We have entered the Season in the Church year called Ordinary Time.  It refers to ordered time; thus we begin with the Thirteenth Sunday in Ordinary Time starting with June 30.  The first part of Ordinary time was celebrated between Advent and Lent.  Now we celebrate Ordinary Time until we again reach the Season of Advent.

In doing a little research, I found that Ordinary Time is about right relationship; It is a time to savor and learn about being in right relationship with God through his son, Jesus Christ in unity with the Holy Spirit.  We will hear Gospel readings from the Gospel of Luke.  The readings will take us with Jesus through the Galilee and on his travel toward Jerusalem.  They contain many parables which teach how to live this right relationship.

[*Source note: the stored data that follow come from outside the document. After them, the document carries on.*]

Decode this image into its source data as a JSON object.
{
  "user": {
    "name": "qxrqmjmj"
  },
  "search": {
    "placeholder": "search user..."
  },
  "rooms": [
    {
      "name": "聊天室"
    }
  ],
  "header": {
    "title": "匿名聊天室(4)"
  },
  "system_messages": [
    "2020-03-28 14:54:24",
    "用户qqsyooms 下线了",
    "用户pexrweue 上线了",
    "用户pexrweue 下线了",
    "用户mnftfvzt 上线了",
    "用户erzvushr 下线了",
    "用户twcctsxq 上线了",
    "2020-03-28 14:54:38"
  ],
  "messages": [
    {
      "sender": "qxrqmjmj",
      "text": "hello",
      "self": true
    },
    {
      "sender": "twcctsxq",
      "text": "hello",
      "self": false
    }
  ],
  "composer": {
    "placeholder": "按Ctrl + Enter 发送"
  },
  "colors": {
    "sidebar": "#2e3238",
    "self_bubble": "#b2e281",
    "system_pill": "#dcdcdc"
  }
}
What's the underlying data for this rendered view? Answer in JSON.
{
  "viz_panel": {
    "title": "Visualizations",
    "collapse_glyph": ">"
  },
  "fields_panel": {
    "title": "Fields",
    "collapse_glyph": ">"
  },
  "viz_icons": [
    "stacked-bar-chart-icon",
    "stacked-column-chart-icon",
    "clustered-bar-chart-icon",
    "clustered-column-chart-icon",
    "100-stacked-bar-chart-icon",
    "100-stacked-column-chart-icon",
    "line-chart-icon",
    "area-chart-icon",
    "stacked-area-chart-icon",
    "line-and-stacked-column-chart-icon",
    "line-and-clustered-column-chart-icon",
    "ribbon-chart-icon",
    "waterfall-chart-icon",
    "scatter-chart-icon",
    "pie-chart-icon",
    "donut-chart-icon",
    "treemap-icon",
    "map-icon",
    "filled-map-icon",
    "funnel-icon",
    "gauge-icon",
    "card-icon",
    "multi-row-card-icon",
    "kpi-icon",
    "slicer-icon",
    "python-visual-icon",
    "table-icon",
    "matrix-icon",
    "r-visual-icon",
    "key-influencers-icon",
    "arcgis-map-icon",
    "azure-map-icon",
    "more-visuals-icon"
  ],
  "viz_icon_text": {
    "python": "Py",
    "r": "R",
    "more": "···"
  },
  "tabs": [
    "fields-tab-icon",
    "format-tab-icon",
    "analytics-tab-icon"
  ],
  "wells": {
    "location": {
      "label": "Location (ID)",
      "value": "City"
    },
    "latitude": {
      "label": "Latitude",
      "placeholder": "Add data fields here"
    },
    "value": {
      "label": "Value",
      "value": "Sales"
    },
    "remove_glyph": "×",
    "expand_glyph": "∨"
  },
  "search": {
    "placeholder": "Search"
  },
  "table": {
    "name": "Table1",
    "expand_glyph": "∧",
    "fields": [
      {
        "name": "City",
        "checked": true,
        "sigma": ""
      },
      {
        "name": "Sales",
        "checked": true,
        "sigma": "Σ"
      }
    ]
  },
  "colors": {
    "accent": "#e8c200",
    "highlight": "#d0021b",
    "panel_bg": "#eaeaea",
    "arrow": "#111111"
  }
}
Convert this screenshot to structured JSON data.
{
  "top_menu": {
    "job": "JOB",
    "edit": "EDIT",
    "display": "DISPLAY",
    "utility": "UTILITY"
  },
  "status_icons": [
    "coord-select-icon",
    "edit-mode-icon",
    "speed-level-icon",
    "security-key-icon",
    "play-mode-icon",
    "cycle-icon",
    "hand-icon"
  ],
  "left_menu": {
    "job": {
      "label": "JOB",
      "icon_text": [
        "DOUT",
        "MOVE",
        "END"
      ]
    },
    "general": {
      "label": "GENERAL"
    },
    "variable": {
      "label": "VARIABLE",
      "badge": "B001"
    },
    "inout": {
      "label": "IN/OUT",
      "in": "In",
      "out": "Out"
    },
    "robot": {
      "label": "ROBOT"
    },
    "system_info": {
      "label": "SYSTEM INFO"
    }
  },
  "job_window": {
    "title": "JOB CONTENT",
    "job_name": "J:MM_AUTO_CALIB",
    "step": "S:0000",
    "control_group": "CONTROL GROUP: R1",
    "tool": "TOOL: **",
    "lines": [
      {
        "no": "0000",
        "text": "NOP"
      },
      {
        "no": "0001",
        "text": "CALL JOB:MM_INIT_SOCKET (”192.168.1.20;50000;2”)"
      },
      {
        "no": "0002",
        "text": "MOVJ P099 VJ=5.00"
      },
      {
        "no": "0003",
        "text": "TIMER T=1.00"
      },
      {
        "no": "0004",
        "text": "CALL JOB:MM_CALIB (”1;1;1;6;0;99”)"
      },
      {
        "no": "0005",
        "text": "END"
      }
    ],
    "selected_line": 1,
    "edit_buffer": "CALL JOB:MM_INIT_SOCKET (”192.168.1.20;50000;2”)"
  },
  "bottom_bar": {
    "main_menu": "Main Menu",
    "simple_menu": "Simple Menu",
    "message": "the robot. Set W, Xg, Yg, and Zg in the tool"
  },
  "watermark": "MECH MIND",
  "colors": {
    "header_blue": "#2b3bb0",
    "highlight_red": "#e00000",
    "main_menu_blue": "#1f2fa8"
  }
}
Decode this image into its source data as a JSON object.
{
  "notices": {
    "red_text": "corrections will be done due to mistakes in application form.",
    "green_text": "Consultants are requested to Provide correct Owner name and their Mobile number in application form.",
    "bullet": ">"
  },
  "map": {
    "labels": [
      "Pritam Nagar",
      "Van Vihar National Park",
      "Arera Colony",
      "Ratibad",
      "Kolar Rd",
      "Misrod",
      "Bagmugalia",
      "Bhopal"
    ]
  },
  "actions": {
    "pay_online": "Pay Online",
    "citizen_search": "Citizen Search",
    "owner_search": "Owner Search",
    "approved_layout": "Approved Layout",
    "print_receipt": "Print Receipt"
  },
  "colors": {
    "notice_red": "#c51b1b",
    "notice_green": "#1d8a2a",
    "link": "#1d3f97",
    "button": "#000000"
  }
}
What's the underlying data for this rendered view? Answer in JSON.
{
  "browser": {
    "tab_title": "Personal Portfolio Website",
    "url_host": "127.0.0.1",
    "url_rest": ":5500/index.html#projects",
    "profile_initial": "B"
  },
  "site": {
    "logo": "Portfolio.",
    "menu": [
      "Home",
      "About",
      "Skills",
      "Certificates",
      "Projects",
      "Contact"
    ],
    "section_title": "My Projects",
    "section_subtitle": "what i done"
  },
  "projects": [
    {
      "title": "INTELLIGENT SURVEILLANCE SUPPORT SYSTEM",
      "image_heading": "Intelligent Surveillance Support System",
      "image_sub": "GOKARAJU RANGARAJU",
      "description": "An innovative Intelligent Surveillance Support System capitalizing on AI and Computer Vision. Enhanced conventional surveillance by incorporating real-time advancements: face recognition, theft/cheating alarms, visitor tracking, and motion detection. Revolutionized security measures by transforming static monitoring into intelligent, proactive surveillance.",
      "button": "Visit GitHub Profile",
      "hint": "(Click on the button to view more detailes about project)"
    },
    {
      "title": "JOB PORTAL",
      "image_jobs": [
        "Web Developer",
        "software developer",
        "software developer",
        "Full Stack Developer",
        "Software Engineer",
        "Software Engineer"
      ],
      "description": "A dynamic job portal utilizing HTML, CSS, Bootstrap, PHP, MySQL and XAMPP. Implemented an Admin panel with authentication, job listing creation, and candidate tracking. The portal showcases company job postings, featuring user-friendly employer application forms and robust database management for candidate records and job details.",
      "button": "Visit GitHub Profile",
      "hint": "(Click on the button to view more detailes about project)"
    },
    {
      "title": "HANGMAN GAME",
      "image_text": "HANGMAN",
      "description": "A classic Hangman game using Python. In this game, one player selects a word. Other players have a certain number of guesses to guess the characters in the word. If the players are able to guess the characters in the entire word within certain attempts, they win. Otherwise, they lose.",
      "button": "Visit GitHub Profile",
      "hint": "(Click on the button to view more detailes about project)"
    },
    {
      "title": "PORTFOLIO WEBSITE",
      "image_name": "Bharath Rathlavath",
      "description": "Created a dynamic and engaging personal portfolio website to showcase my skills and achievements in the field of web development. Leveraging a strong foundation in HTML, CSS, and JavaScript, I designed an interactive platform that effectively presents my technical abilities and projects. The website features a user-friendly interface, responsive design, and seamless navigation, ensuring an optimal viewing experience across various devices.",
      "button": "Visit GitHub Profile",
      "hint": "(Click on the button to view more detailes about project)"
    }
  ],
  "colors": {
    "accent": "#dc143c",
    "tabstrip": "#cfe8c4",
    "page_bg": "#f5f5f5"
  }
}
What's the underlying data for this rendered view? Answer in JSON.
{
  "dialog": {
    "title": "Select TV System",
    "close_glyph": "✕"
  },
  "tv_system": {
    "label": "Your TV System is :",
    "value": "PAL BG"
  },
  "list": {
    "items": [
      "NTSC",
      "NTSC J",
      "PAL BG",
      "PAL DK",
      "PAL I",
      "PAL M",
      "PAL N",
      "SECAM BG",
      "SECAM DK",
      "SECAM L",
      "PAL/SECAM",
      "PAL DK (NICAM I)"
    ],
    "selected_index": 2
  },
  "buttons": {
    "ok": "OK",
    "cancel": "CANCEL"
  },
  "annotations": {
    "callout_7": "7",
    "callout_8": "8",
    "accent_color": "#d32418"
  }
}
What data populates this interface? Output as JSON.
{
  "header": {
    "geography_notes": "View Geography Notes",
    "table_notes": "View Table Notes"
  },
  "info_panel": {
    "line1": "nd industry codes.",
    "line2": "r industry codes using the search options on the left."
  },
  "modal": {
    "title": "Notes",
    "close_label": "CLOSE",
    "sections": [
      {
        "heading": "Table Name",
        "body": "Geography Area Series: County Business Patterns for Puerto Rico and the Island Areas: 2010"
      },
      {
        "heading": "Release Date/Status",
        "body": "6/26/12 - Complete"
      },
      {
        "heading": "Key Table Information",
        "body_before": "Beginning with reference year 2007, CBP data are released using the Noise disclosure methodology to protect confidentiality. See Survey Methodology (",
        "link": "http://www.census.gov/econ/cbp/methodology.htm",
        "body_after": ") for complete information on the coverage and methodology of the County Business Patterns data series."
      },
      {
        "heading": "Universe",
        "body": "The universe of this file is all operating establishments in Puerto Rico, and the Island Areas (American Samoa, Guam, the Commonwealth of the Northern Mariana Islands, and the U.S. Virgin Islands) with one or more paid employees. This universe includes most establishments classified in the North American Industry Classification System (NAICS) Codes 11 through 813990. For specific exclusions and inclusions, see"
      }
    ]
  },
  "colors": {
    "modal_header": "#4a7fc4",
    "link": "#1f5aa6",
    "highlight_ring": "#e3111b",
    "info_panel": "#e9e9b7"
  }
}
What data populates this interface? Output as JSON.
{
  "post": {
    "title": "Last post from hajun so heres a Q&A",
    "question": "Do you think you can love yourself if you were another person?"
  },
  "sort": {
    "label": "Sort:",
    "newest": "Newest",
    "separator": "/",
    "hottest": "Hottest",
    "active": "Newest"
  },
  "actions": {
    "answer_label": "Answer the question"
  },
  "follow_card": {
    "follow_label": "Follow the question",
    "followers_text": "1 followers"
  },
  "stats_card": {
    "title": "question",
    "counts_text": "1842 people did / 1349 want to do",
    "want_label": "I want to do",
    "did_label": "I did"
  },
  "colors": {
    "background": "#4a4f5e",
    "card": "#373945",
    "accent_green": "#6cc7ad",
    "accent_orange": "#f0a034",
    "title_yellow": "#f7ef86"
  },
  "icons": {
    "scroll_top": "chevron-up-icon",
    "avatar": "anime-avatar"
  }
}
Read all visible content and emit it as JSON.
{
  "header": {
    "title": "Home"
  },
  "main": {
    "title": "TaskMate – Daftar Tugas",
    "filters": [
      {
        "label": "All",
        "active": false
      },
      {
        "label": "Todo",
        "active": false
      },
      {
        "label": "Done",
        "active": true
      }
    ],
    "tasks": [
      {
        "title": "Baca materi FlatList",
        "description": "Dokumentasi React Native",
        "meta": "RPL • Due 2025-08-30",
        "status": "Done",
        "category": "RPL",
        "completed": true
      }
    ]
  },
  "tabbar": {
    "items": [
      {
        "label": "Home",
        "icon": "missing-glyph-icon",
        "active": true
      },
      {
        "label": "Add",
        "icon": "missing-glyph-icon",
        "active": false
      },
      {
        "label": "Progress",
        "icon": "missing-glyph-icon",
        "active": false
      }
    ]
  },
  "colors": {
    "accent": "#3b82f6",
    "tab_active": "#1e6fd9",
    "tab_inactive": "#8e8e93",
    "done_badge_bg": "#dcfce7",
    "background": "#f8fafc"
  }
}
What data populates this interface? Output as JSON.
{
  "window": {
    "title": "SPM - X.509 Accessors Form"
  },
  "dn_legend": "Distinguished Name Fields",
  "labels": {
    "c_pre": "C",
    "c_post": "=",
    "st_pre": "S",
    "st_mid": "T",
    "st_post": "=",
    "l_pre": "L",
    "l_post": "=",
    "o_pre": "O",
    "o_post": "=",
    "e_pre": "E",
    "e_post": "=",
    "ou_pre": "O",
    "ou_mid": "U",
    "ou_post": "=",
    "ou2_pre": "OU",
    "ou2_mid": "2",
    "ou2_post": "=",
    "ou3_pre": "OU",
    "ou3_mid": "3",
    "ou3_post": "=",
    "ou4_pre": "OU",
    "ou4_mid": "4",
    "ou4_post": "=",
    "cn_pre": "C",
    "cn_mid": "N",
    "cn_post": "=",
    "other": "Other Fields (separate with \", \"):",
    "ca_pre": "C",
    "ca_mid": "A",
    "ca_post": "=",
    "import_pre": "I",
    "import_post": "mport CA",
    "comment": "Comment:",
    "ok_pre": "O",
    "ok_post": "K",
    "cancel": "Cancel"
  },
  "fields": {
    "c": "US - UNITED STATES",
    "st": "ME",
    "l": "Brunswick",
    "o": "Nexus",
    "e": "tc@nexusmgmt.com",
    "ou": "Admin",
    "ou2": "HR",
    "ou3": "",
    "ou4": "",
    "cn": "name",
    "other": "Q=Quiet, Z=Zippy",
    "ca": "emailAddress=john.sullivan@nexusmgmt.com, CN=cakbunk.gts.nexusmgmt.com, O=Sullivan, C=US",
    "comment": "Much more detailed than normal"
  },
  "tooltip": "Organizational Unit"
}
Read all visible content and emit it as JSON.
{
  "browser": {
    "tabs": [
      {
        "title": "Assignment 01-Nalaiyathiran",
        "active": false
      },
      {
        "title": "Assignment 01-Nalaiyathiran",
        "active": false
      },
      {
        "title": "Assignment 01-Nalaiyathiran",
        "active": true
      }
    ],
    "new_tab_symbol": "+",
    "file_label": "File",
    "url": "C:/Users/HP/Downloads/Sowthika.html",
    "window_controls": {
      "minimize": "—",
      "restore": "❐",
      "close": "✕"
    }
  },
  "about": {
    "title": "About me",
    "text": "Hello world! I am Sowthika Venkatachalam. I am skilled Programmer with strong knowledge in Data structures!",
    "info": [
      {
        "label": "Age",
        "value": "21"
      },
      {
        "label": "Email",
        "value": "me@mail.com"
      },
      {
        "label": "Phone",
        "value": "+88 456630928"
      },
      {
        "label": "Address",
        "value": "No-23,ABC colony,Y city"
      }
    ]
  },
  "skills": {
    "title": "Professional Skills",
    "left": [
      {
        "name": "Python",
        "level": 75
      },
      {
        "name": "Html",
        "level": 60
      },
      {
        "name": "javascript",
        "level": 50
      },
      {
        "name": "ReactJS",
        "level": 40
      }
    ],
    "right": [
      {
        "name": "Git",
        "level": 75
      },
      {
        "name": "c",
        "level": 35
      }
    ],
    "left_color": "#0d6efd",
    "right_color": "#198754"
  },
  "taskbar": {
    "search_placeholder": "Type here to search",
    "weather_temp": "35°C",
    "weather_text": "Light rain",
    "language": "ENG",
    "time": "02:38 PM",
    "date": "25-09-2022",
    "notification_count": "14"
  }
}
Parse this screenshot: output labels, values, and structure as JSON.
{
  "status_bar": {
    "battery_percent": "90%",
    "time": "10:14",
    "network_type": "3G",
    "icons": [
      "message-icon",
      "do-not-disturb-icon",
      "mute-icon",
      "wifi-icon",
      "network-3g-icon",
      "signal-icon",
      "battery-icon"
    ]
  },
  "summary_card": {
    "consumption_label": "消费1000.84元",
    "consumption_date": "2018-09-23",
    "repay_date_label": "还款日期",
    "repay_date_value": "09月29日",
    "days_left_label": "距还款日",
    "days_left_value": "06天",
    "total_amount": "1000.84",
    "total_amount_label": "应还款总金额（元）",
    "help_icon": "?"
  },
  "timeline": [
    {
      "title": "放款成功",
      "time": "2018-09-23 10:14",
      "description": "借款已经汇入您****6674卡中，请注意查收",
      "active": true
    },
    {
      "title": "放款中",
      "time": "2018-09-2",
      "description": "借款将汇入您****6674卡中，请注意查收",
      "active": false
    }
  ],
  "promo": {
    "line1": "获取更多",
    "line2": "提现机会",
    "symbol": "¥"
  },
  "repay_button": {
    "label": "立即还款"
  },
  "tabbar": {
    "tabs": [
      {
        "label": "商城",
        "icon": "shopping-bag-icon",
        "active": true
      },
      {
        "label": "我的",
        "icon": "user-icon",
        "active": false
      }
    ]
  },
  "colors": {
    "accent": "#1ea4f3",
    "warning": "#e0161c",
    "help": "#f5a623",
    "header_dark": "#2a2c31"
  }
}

I like to think of Ordinary Time as being ordinary in the way we think of the term.  It seems that in the spiritual life, we might think that we have to do something grand to be a good follower of Jesus.  We read of the saints and the many things they accomplished.  We listen to Paul and his many voyages preaching the good news.  How can we ever achieve such a lofty way to follow Jesus?  Maybe we are getting it all wrong, because it is in the ordinary that the presence of God is found and it is in the ordinary that we bring the presence of God to others.  The ordinary of summer and fall helps us to realize the presence of God in nature.  It is there in the shouts of children playing, it is there when parents and grandparents gather for outings.  It is there around a campfire.  It is there in sickness and in health.  It is there in the simple things that we do for one another.  The ordinariness of life is where God is located.  If we are in right relationship with God, we will help others experience God’s presence in the mundane as well as in the grand.

I close with a quote from Teilhard de Chardin, “The value and interest of life is not so much to do conspicuous things…as to do ordinary things with the perception of their enormous value.”